- Un compte Polymarket identifié comme “0x31a5..” a gagné environ 437 000 $ en pariant sur la capture et la chute de Nicolás Maduro quelques heures avant l’opération, avant de devenir inaccessible sans explication publique.
- Les paris étaient multiples, cohérents et placés juste avant les annonces officielles, renforçant les soupçons d’usage d’informations privilégiées sur des événements géopolitiques majeurs.
- Le silence de Polymarket alimente une crise de crédibilité plus large autour des marchés prédictifs et relance les appels à une régulation renforcée.
Un nouveau malaise secoue les marchés prédictifs. Un utilisateur de Polymarket, qui avait empoché plus de 400 000 dollars en pariant sur la destitution de Nicolás Maduro, a tout simplement disparu de la plateforme. Son compte est désormais inaccessible, un épisode qui ravive les soupçons d’initiés autour de certains paris géopolitiques à haut risque.
Un pari parfaitement synchronisé avec les événements
Le compte en question, identifié par l’adresse “0x31a5..”, avait misé environ 32 000 dollars sur la capture et l’éviction de Maduro, quelques heures seulement avant que l’opération américaine ne soit rendue publique. Lorsque la nouvelle de l’arrestation du dirigeant vénézuélien par les forces américaines a éclaté, le pari s’est révélé extrêmement lucratif.
Selon les données archivées, l’utilisateur ne s’était pas contenté d’un seul scénario. Il avait également placé des mises sur la présence de forces américaines au Venezuela, sur une éventuelle invasion avant fin janvier, ainsi que sur l’activation des pouvoirs de guerre par Donald Trump. Un faisceau de paris cohérents, tous alignés sur une même issue géopolitique.
437 000 dollars encaissés… puis évaporés
Sur la blockchain Polygon, l’adresse liée au compte a reçu environ 436 700 dollars en USDC en provenance de l’exchange interne de Polymarket, quelques jours avant l’annonce officielle. Moins de douze heures plus tard, près de 437 800 dollars ont quitté le portefeuille.
Peu après, la page du compte sur Polymarket est devenue inaccessible. À la place, un message d’erreur laconique : « Oops… we didn’t forecast this ». Les profils d’autres utilisateurs restent, eux, parfaitement visibles.

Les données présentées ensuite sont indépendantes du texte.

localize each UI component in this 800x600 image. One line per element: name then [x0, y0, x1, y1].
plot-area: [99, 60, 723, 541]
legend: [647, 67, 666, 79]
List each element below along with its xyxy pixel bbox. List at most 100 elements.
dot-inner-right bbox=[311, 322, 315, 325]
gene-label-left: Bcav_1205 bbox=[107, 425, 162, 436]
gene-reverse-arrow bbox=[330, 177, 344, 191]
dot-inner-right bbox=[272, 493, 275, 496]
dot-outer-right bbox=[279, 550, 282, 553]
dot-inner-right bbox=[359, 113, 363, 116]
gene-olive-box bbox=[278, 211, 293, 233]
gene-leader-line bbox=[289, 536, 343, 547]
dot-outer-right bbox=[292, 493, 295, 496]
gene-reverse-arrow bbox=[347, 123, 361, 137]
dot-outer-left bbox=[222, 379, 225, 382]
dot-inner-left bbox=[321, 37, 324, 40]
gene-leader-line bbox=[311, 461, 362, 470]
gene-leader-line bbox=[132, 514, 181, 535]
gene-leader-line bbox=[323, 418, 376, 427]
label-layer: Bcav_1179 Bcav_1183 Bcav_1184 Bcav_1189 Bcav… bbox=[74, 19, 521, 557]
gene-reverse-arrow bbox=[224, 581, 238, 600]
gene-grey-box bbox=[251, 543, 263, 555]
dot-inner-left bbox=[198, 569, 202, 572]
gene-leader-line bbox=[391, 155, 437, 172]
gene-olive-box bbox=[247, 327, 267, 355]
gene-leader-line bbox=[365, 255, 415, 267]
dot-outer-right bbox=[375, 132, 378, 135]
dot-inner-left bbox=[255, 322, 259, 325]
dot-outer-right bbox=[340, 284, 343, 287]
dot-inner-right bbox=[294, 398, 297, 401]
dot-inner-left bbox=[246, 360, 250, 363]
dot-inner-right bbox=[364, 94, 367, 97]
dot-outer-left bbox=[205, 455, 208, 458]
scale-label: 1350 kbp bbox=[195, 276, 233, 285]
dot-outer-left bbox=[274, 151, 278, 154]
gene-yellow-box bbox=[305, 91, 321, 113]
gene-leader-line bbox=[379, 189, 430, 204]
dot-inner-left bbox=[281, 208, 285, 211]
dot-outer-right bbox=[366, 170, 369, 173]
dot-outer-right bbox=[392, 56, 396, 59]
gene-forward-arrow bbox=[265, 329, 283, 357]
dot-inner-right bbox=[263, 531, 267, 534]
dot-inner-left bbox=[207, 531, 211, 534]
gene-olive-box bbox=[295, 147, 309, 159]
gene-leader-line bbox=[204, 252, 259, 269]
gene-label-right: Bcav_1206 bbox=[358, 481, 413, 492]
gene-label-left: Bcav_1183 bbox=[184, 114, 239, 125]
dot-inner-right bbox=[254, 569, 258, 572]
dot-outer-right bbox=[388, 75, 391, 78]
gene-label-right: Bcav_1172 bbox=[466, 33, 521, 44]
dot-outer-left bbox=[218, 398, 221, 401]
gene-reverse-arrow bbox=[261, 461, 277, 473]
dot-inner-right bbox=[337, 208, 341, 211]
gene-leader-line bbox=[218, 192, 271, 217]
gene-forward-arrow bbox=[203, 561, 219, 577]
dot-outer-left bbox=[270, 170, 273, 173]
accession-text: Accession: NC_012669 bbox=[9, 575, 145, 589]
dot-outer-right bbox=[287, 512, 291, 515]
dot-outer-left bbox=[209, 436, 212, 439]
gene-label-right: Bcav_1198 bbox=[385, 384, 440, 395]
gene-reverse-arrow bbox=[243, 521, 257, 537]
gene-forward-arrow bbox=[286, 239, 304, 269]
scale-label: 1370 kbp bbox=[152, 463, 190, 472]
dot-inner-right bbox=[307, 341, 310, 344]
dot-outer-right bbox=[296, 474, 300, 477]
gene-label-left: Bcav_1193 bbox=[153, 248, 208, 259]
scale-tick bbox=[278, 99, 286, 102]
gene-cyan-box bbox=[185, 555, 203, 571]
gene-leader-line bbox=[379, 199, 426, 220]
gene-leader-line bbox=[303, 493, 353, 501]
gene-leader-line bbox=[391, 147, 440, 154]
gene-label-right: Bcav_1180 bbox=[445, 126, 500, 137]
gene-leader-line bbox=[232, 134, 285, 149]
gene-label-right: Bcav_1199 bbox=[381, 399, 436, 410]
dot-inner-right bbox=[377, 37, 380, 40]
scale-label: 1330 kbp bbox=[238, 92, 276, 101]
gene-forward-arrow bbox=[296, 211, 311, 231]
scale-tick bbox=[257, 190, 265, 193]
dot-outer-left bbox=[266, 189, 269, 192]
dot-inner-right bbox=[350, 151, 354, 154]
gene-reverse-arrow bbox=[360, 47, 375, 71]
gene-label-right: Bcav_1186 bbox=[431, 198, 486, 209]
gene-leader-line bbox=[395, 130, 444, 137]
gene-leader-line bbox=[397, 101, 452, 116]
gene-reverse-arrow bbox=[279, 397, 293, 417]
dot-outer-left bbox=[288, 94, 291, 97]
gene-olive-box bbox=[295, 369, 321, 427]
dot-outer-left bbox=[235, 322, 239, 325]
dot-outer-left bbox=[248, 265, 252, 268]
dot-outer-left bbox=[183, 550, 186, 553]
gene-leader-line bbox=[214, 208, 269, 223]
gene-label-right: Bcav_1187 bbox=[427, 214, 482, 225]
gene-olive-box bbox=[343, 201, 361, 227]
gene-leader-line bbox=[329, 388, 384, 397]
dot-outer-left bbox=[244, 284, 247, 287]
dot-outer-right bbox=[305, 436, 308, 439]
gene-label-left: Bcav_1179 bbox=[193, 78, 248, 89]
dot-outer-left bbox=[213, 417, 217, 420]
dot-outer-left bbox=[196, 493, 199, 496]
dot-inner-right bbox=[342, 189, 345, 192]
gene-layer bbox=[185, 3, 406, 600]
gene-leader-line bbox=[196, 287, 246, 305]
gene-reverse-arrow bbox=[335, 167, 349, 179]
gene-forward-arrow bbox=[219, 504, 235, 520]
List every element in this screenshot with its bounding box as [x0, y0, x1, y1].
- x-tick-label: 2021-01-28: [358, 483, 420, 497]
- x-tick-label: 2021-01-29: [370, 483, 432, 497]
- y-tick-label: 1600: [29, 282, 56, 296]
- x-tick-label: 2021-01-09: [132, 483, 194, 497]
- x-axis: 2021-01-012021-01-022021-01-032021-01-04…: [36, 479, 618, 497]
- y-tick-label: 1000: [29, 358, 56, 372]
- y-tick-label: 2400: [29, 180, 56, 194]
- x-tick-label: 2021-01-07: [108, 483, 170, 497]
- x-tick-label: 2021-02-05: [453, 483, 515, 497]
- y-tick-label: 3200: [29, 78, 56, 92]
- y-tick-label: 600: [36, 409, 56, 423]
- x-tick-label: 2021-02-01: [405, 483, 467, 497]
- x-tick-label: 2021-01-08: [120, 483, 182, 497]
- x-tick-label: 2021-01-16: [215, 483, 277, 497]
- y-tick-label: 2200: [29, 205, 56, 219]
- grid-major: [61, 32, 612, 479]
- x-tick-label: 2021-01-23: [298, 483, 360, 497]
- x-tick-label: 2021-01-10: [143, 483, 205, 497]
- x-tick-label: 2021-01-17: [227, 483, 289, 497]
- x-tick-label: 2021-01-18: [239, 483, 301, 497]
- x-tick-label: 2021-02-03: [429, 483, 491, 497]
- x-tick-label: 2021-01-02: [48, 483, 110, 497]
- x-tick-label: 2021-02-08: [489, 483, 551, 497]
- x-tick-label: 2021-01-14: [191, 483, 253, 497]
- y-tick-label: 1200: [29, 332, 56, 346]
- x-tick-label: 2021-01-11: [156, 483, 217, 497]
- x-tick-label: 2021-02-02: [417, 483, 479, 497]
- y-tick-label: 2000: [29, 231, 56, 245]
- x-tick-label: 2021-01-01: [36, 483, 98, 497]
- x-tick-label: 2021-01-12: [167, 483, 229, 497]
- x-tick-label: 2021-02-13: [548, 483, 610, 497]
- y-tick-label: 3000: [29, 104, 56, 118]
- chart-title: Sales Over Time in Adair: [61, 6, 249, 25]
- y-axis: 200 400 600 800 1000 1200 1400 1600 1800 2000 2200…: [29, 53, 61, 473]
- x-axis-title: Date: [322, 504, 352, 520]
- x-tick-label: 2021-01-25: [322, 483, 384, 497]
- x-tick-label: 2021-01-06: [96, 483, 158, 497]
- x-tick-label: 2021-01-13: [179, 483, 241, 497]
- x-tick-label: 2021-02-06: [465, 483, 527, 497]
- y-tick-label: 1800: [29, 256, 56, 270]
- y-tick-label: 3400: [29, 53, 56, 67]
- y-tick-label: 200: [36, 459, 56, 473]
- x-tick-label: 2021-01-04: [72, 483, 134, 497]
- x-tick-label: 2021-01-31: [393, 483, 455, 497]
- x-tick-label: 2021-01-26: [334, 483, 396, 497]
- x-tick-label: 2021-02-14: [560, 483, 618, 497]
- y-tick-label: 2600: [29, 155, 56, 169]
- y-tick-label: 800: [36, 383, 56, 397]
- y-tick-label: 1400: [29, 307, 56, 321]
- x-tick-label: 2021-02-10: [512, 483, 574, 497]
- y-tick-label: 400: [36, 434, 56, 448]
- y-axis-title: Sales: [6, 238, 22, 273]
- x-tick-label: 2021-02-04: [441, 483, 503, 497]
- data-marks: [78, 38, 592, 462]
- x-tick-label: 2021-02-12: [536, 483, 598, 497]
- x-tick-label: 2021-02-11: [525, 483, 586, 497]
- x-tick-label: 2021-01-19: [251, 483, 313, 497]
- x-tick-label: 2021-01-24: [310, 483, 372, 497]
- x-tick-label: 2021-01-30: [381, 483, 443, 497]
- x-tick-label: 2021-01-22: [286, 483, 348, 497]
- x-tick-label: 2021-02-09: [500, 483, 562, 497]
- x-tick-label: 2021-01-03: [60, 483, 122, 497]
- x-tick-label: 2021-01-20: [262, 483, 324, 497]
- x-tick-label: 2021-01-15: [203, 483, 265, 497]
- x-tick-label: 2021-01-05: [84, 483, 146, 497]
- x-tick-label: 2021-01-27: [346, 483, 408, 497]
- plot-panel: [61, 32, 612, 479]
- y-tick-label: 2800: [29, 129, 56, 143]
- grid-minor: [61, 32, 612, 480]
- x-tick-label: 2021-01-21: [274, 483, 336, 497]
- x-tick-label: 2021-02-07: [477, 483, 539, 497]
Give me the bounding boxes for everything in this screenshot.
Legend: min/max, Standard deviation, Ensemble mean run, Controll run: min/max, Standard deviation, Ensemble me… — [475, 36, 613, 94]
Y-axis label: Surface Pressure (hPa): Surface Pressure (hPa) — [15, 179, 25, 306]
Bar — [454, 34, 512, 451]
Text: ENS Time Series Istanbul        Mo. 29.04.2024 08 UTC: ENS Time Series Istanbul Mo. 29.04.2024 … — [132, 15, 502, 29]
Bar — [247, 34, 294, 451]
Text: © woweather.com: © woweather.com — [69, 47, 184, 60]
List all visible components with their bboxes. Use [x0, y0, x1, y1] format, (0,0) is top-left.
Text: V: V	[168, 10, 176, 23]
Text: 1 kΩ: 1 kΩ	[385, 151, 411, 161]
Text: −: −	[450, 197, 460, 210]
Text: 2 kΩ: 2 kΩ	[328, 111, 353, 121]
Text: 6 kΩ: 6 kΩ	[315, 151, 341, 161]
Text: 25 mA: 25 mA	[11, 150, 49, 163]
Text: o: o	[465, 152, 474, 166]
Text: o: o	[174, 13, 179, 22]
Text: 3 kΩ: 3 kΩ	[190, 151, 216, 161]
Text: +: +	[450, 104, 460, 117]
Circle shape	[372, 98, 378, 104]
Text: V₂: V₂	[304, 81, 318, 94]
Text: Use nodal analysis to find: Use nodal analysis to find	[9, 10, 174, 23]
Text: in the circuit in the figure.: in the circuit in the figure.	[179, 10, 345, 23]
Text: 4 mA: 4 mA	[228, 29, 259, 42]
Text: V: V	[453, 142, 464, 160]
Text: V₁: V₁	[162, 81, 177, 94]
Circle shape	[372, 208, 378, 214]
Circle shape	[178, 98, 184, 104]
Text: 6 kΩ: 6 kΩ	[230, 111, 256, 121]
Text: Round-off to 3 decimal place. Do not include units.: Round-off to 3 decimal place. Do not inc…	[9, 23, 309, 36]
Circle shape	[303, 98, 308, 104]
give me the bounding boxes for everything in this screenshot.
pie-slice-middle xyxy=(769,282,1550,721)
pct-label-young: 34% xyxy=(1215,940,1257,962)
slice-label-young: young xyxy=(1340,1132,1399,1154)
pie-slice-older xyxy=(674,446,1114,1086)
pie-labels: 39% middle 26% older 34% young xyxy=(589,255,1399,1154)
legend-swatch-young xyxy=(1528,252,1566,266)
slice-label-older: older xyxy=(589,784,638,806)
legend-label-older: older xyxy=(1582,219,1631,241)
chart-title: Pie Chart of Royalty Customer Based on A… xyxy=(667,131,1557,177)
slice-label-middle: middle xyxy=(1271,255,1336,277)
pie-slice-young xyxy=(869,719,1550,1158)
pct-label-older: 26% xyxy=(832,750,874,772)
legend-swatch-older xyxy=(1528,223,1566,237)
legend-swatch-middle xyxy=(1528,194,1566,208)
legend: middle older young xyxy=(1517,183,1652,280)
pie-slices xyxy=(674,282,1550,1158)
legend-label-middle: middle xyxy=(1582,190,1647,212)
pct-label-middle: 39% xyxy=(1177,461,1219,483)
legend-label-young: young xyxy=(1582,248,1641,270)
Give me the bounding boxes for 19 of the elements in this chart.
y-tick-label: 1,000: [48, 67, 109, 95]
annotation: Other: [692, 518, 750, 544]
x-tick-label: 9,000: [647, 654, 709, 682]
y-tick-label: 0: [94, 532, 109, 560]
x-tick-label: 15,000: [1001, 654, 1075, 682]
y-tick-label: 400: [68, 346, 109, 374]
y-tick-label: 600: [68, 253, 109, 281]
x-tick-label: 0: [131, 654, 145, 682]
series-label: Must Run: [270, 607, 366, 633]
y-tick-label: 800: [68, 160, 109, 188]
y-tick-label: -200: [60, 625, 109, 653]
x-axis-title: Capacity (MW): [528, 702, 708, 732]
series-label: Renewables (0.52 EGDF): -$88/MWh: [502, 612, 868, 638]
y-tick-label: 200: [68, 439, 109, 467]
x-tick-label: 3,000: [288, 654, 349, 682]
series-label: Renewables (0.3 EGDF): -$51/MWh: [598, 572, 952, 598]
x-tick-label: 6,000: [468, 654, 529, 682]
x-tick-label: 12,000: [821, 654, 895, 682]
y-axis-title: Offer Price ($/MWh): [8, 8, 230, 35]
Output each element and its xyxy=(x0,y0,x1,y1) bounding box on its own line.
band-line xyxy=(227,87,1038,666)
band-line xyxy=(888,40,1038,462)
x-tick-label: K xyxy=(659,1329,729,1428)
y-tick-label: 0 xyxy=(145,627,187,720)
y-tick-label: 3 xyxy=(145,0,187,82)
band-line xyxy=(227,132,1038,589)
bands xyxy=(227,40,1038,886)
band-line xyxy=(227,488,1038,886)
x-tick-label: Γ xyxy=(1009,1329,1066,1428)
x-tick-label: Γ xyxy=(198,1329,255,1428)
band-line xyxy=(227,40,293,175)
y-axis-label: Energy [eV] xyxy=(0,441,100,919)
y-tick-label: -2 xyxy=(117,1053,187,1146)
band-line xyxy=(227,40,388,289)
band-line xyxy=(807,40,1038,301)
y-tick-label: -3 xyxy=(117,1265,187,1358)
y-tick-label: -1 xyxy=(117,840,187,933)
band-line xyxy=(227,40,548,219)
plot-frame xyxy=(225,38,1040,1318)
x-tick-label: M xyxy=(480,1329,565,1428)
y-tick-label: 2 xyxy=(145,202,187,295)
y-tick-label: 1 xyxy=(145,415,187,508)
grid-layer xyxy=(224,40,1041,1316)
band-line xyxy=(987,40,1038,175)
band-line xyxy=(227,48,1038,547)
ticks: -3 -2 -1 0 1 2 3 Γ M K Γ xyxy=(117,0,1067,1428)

La disparition semble ciblée.
Silence radio de Polymarket
À ce stade, Polymarket n’a fourni aucune explication publique. Impossible de savoir si le compte a été désactivé par la plateforme, supprimé à la demande de l’utilisateur ou rendu inaccessible à la suite d’un incident technique. La politique de confidentialité de Polymarket permet aux utilisateurs de demander l’effacement de leurs données personnelles, mais le timing interroge.
Dans un contexte normal, l’épisode serait anecdotique. Mais il intervient après plusieurs affaires similaires, impliquant des paris extrêmement bien calibrés sur des événements politiques majeurs, parfois réalisés par des comptes nouvellement créés.

Les marchés prédictifs sous pression politique
L’affaire alimente une critique de fond. À mesure que les marchés prédictifs gagnent en influence, leur vulnérabilité potentielle aux fuites d’information devient un sujet politique. Certains élus américains plaident désormais pour un encadrement renforcé, voire des restrictions sur l’accès à ces plateformes pour les responsables publics et leurs entourages.
La situation est d’autant plus sensible que d’autres paris récents attirent l’attention, notamment des mises très agressives sur une frappe américaine contre l’Iran, placées par des comptes affichant un historique de réussite quasi parfait.
Un problème de crédibilité systémique
Pour Polymarket et ses concurrents, l’enjeu dépasse un simple utilisateur disparu. La promesse des marchés prédictifs repose sur l’idée que les prix agrègent l’information publique. Si le soupçon d’information privilégiée devient structurel, cette promesse s’effondre.
L’opacité entourant la disparition du compte “0x31a5” ne fait qu’accentuer le doute. Tant que les plateformes ne clarifieront pas leurs mécanismes de surveillance, de transparence et de gouvernance, chaque pari géopolitique majeur risque désormais d’être perçu non comme une anticipation collective, mais comme le possible reflet d’un savoir réservé à quelques initiés.